The building had a piano, and in the early 1920s, the Farmers’ Club sponsored silent movies in the upper hall with local musicians accompanying the movie on the piano.
In 1892 President Grover Cleveland gave a torchlight speech in front of the Town House during his reelection campaign.
Over the course of the twentieth century, the Town House was gradually subdivided into the municipal office space we know today, and the social nexus of the town migrated east to the Community House.
I’m not sure when exactly the Town House adopted the configuration it has today, but I’ve heard that some longtime residents remember a time when the upper hall was used as a gym for basketball and other sports.

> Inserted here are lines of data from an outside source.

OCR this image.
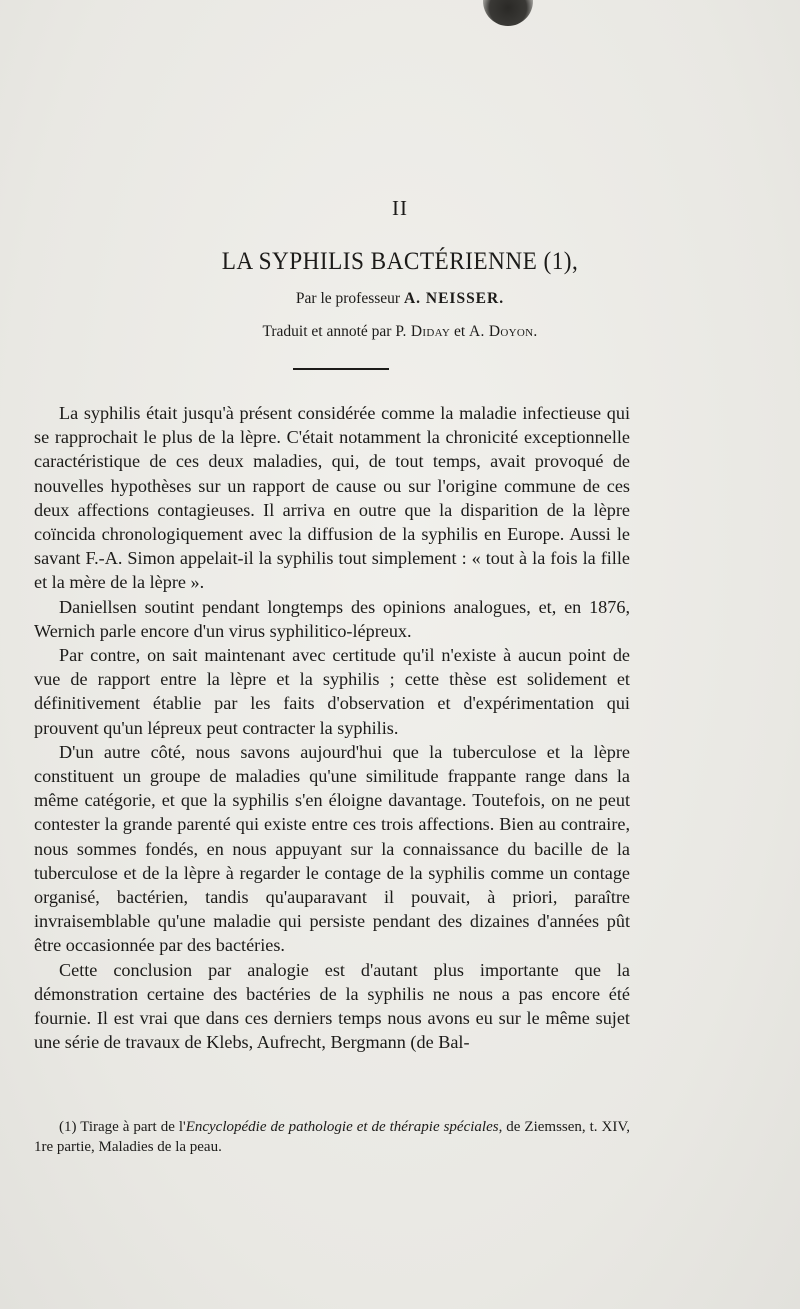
II
LA SYPHILIS BACTÉRIENNE (1),
Par le professeur A. NEISSER.
Traduit et annoté par P. Diday et A. Doyon.

La syphilis était jusqu'à présent considérée comme la maladie infectieuse qui se rapprochait le plus de la lèpre. C'était notamment la chronicité exceptionnelle caractéristique de ces deux maladies, qui, de tout temps, avait provoqué de nouvelles hypothèses sur un rapport de cause ou sur l'origine commune de ces deux affections contagieuses. Il arriva en outre que la disparition de la lèpre coïncida chronologiquement avec la diffusion de la syphilis en Europe. Aussi le savant F.-A. Simon appelait-il la syphilis tout simplement : « tout à la fois la fille et la mère de la lèpre ».

Daniellsen soutint pendant longtemps des opinions analogues, et, en 1876, Wernich parle encore d'un virus syphilitico-lépreux.

Par contre, on sait maintenant avec certitude qu'il n'existe à aucun point de vue de rapport entre la lèpre et la syphilis ; cette thèse est solidement et définitivement établie par les faits d'observation et d'expérimentation qui prouvent qu'un lépreux peut contracter la syphilis.

D'un autre côté, nous savons aujourd'hui que la tuberculose et la lèpre constituent un groupe de maladies qu'une similitude frappante range dans la même catégorie, et que la syphilis s'en éloigne davantage. Toutefois, on ne peut contester la grande parenté qui existe entre ces trois affections. Bien au contraire, nous sommes fondés, en nous appuyant sur la connaissance du bacille de la tuberculose et de la lèpre à regarder le contage de la syphilis comme un contage organisé, bactérien, tandis qu'auparavant il pouvait, à priori, paraître invraisemblable qu'une maladie qui persiste pendant des dizaines d'années pût être occasionnée par des bactéries.

Cette conclusion par analogie est d'autant plus importante que la démonstration certaine des bactéries de la syphilis ne nous a pas encore été fournie. Il est vrai que dans ces derniers temps nous avons eu sur le même sujet une série de travaux de Klebs, Aufrecht, Bergmann (de Bal-

(1) Tirage à part de l'Encyclopédie de pathologie et de thérapie spéciales, de Ziemssen, t. XIV, 1re partie, Maladies de la peau.
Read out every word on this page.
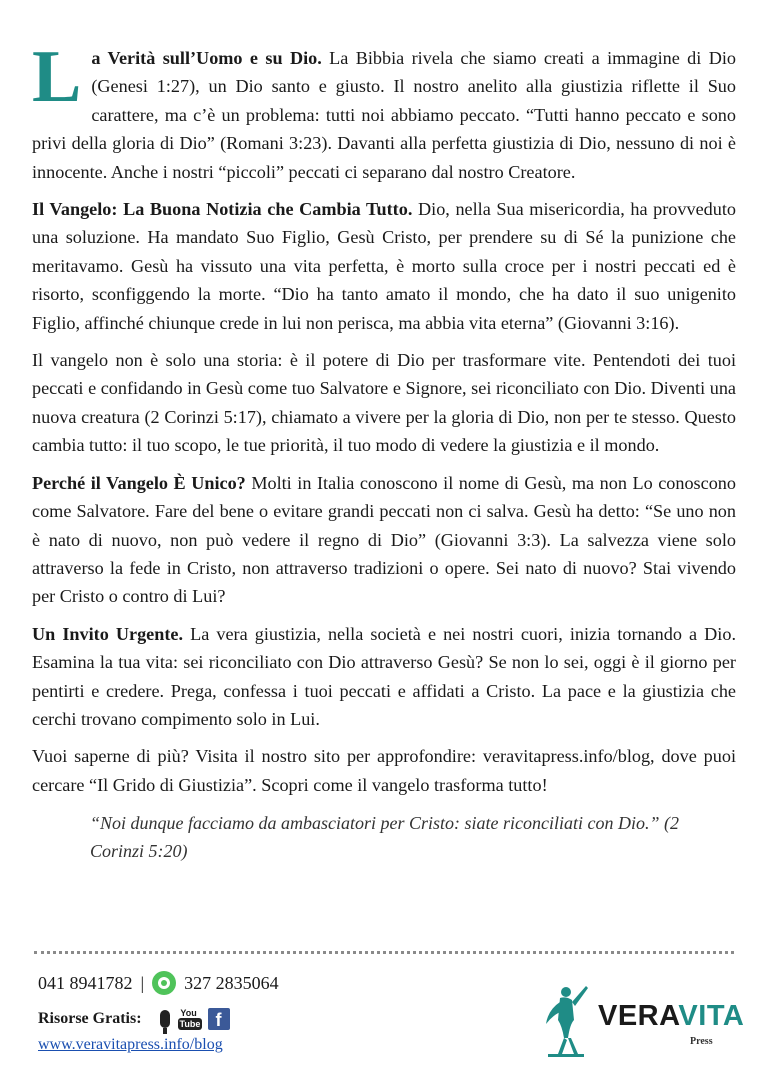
La Verità sull’Uomo e su Dio. La Bibbia rivela che siamo creati a immagine di Dio (Genesi 1:27), un Dio santo e giusto. Il nostro anelito alla giustizia riflette il Suo carattere, ma c’è un problema: tutti noi abbiamo peccato. “Tutti hanno peccato e sono privi della gloria di Dio” (Romani 3:23). Davanti alla perfetta giustizia di Dio, nessuno di noi è innocente. Anche i nostri “piccoli” peccati ci separano dal nostro Creatore.

Il Vangelo: La Buona Notizia che Cambia Tutto. Dio, nella Sua misericordia, ha provveduto una soluzione. Ha mandato Suo Figlio, Gesù Cristo, per prendere su di Sé la punizione che meritavamo. Gesù ha vissuto una vita perfetta, è morto sulla croce per i nostri peccati ed è risorto, sconfiggendo la morte. “Dio ha tanto amato il mondo, che ha dato il suo unigenito Figlio, affinché chiunque crede in lui non perisca, ma abbia vita eterna” (Giovanni 3:16).

Il vangelo non è solo una storia: è il potere di Dio per trasformare vite. Pentendoti dei tuoi peccati e confidando in Gesù come tuo Salvatore e Signore, sei riconciliato con Dio. Diventi una nuova creatura (2 Corinzi 5:17), chiamato a vivere per la gloria di Dio, non per te stesso. Questo cambia tutto: il tuo scopo, le tue priorità, il tuo modo di vedere la giustizia e il mondo.

Perché il Vangelo È Unico? Molti in Italia conoscono il nome di Gesù, ma non Lo conoscono come Salvatore. Fare del bene o evitare grandi peccati non ci salva. Gesù ha detto: “Se uno non è nato di nuovo, non può vedere il regno di Dio” (Giovanni 3:3). La salvezza viene solo attraverso la fede in Cristo, non attraverso tradizioni o opere. Sei nato di nuovo? Stai vivendo per Cristo o contro di Lui?

Un Invito Urgente. La vera giustizia, nella società e nei nostri cuori, inizia tornando a Dio. Esamina la tua vita: sei riconciliato con Dio attraverso Gesù? Se non lo sei, oggi è il giorno per pentirti e credere. Prega, confessa i tuoi peccati e affidati a Cristo. La pace e la giustizia che cerchi trovano compimento solo in Lui.

Vuoi saperne di più? Visita il nostro sito per approfondire: veravitapress.info/blog, dove puoi cercare “Il Grido di Giustizia”. Scopri come il vangelo trasforma tutto!

“Noi dunque facciamo da ambasciatori per Cristo: siate riconciliati con Dio.” (2 Corinzi 5:20)
041 8941782 | 327 2835064
Risorse Gratis:	You
Tube f
www.veravitapress.info/blog
VERAVITA
Press
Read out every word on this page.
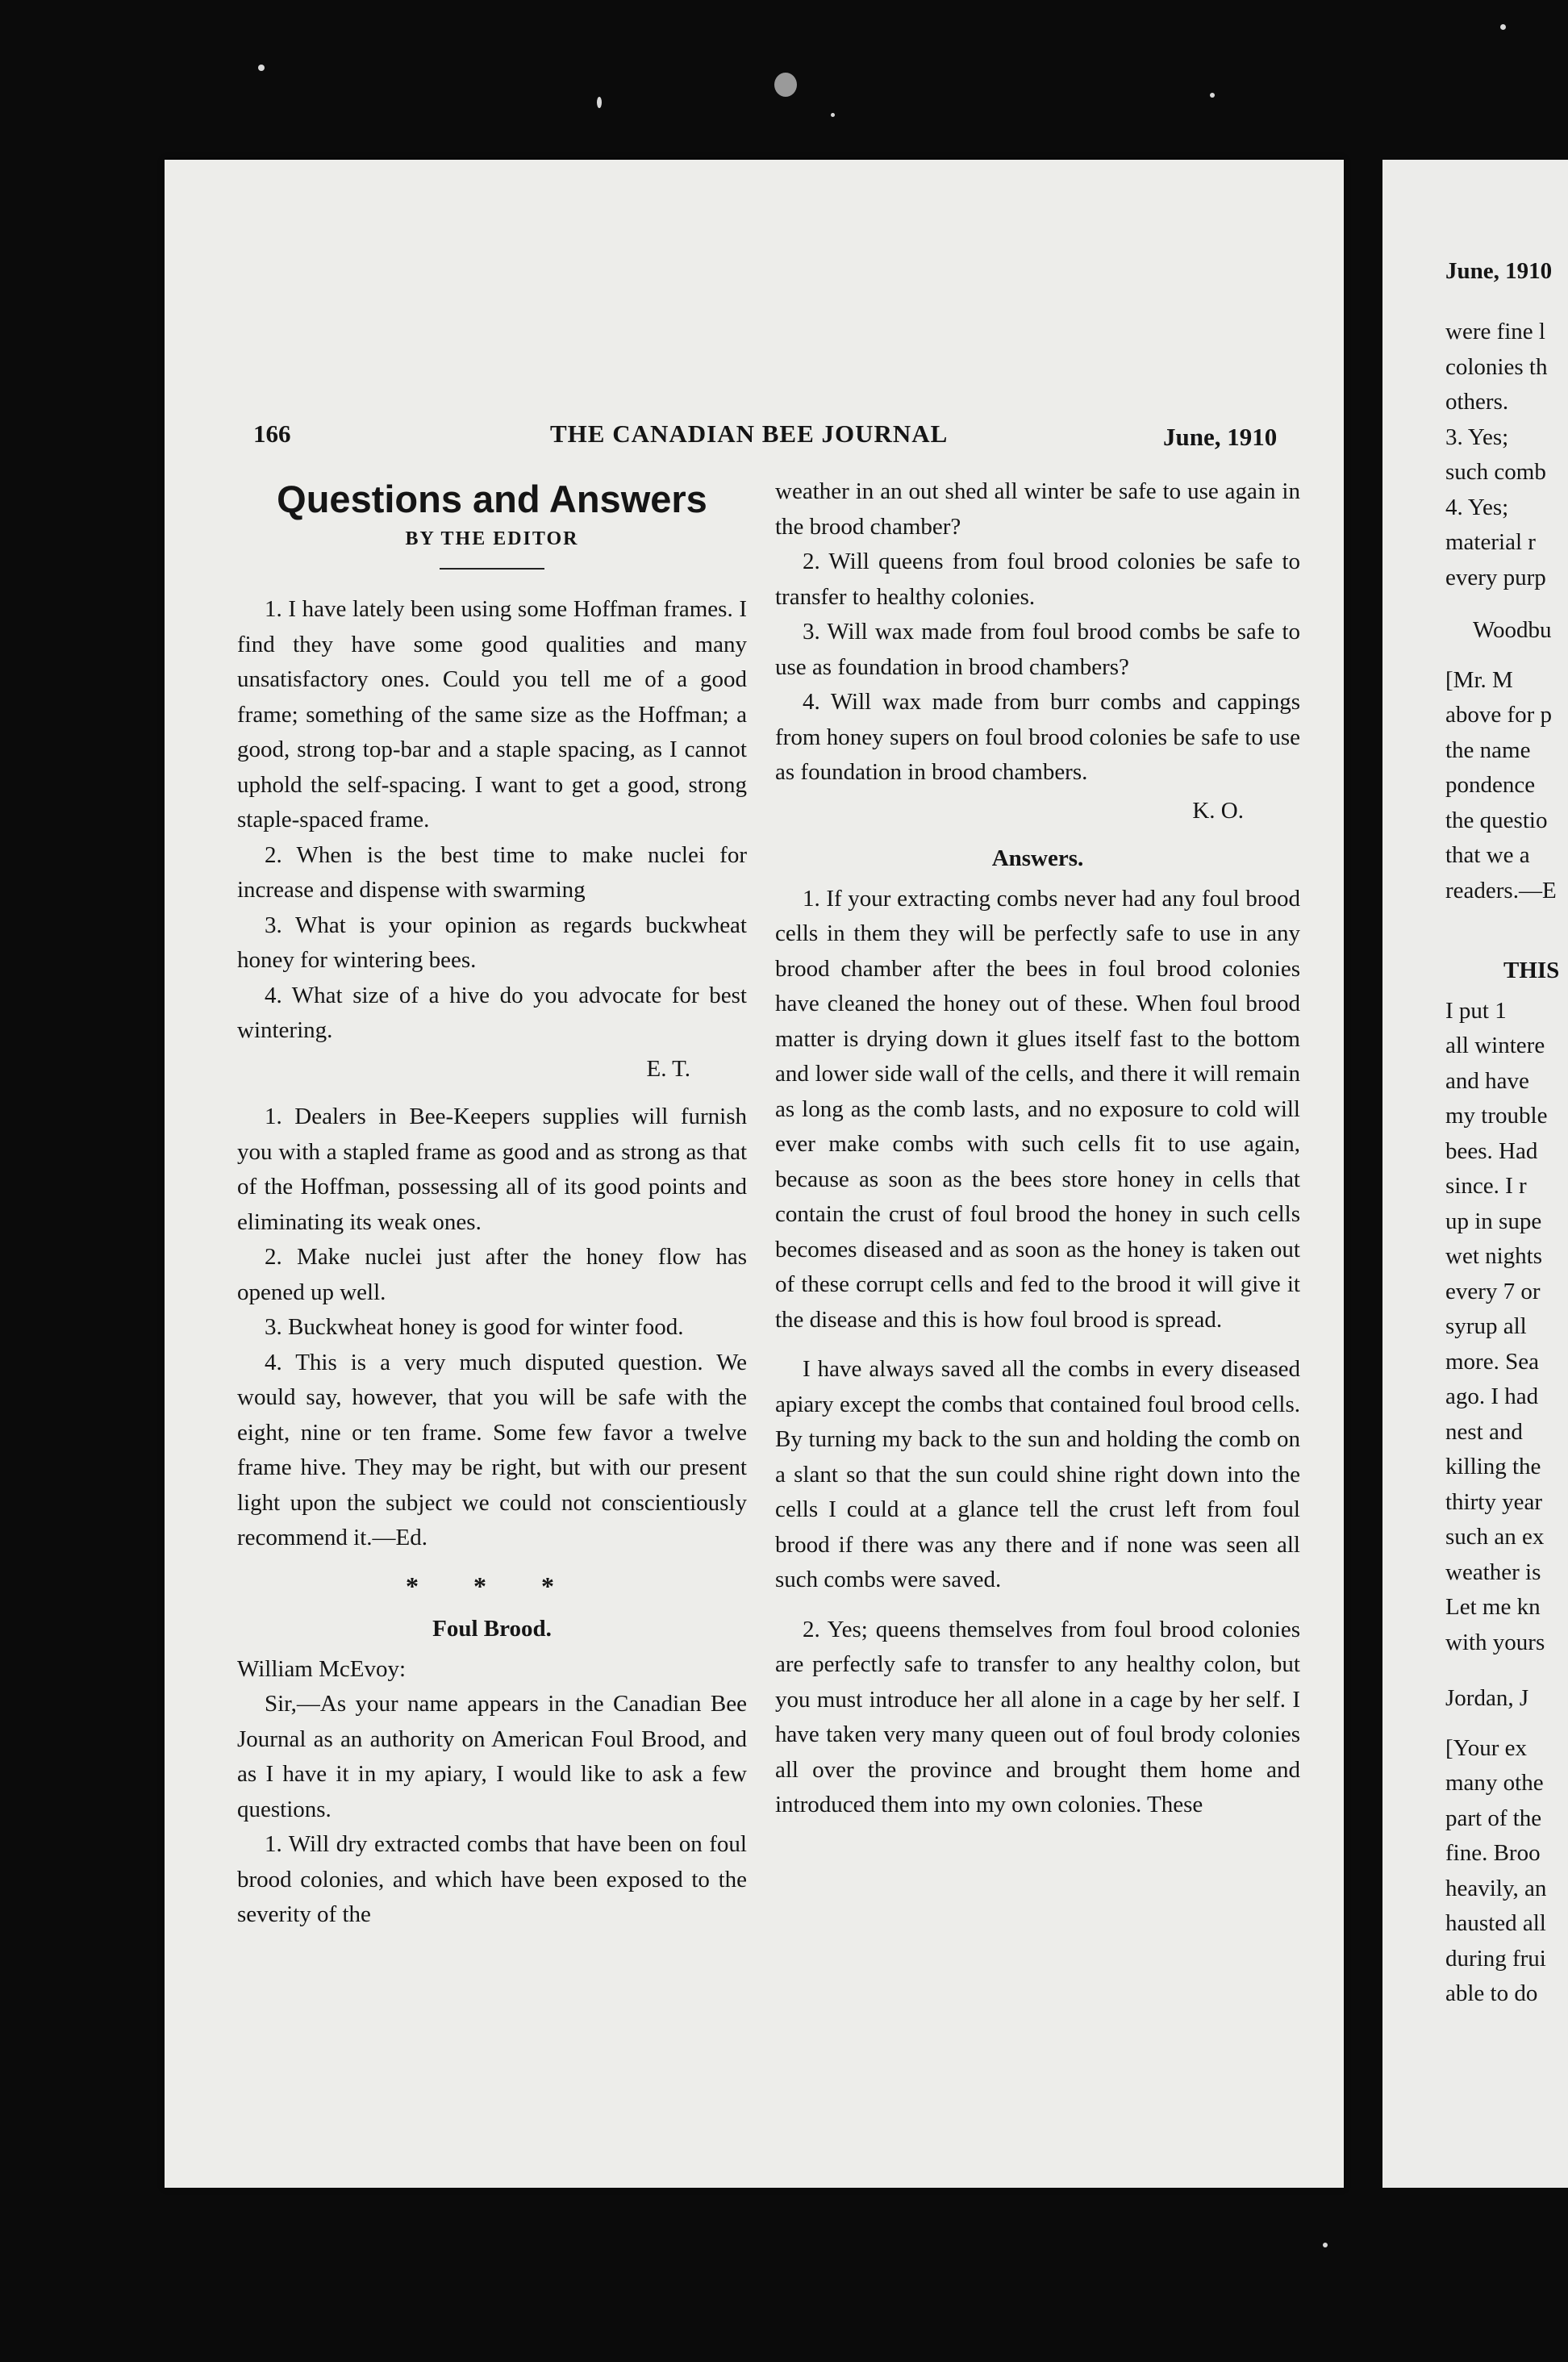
166	THE CANADIAN BEE JOURNAL	June, 1910
Questions and Answers
BY THE EDITOR

1. I have lately been using some Hoffman frames. I find they have some good qualities and many unsatisfactory ones. Could you tell me of a good frame; something of the same size as the Hoffman; a good, strong top-bar and a staple spacing, as I cannot uphold the self-spacing. I want to get a good, strong staple-spaced frame.

2. When is the best time to make nuclei for increase and dispense with swarming

3. What is your opinion as regards buckwheat honey for wintering bees.

4. What size of a hive do you advocate for best wintering.

E. T.

1. Dealers in Bee-Keepers supplies will furnish you with a stapled frame as good and as strong as that of the Hoffman, possessing all of its good points and eliminating its weak ones.

2. Make nuclei just after the honey flow has opened up well.

3. Buckwheat honey is good for winter food.

4. This is a very much disputed question. We would say, however, that you will be safe with the eight, nine or ten frame. Some few favor a twelve frame hive. They may be right, but with our present light upon the subject we could not conscientiously recommend it.—Ed.

* * *
Foul Brood.

William McEvoy:

Sir,—As your name appears in the Canadian Bee Journal as an authority on American Foul Brood, and as I have it in my apiary, I would like to ask a few questions.

1. Will dry extracted combs that have been on foul brood colonies, and which have been exposed to the severity of the

weather in an out shed all winter be safe to use again in the brood chamber?

2. Will queens from foul brood colonies be safe to transfer to healthy colonies.

3. Will wax made from foul brood combs be safe to use as foundation in brood chambers?

4. Will wax made from burr combs and cappings from honey supers on foul brood colonies be safe to use as foundation in brood chambers.

K. O.
Answers.

1. If your extracting combs never had any foul brood cells in them they will be perfectly safe to use in any brood chamber after the bees in foul brood colonies have cleaned the honey out of these. When foul brood matter is drying down it glues itself fast to the bottom and lower side wall of the cells, and there it will remain as long as the comb lasts, and no exposure to cold will ever make combs with such cells fit to use again, because as soon as the bees store honey in cells that contain the crust of foul brood the honey in such cells becomes diseased and as soon as the honey is taken out of these corrupt cells and fed to the brood it will give it the disease and this is how foul brood is spread.

I have always saved all the combs in every diseased apiary except the combs that contained foul brood cells. By turning my back to the sun and holding the comb on a slant so that the sun could shine right down into the cells I could at a glance tell the crust left from foul brood if there was any there and if none was seen all such combs were saved.

2. Yes; queens themselves from foul brood colonies are perfectly safe to transfer to any healthy colon, but you must introduce her all alone in a cage by her self. I have taken very many queen out of foul brody colonies all over the province and brought them home and introduced them into my own colonies. These

June, 1910
were fine l
colonies th
others.
3. Yes;
such comb
4. Yes;
material r
every purp
Woodbu
[Mr. M
above for p
the name
pondence
the questio
that we a
readers.—E
THIS
I put 1
all wintere
and have
my trouble
bees. Had
since. I r
up in supe
wet nights
every 7 or
syrup all
more. Sea
ago. I had
nest and
killing the
thirty year
such an ex
weather is
Let me kn
with yours
Jordan, J
[Your ex
many othe
part of the
fine. Broo
heavily, an
hausted all
during frui
able to do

There’s no mention of that in the historic survey. Anyone remember those days?
A couple of notes about the Town House and its uses and history.
There are a number of residents who remember basketball games and plays in the upper hall. They are among people I’m interviewing for an oral history to be published in 2010 by the Historical Society. I remember election nights in the middle 1970s when the votes were still counted by hand in the upper hall with electric lights strung across the hall to give enough light to see. One Democratic Primary with at least six candidates (I think when Congressman Harold Donohue decided not to run) held the workers there counting until 6 a.m., as I, a dutiful reporter for the Middlesex News, stayed with them, awaiting the results.
After the typical multi-year debate at Town Meetings, in 1978 the Town House underwent a major renovation to its present configuration with the new entrance and elevator on the parking lot side, smaller offices opened up on the first floor, and the main meeting room on the second floor (no more third floor/balcony). Town offices were moved temporarily to other building—Selectmen’s meetings, including my first one after being elected, were held in the upper Fayville Hall for several months.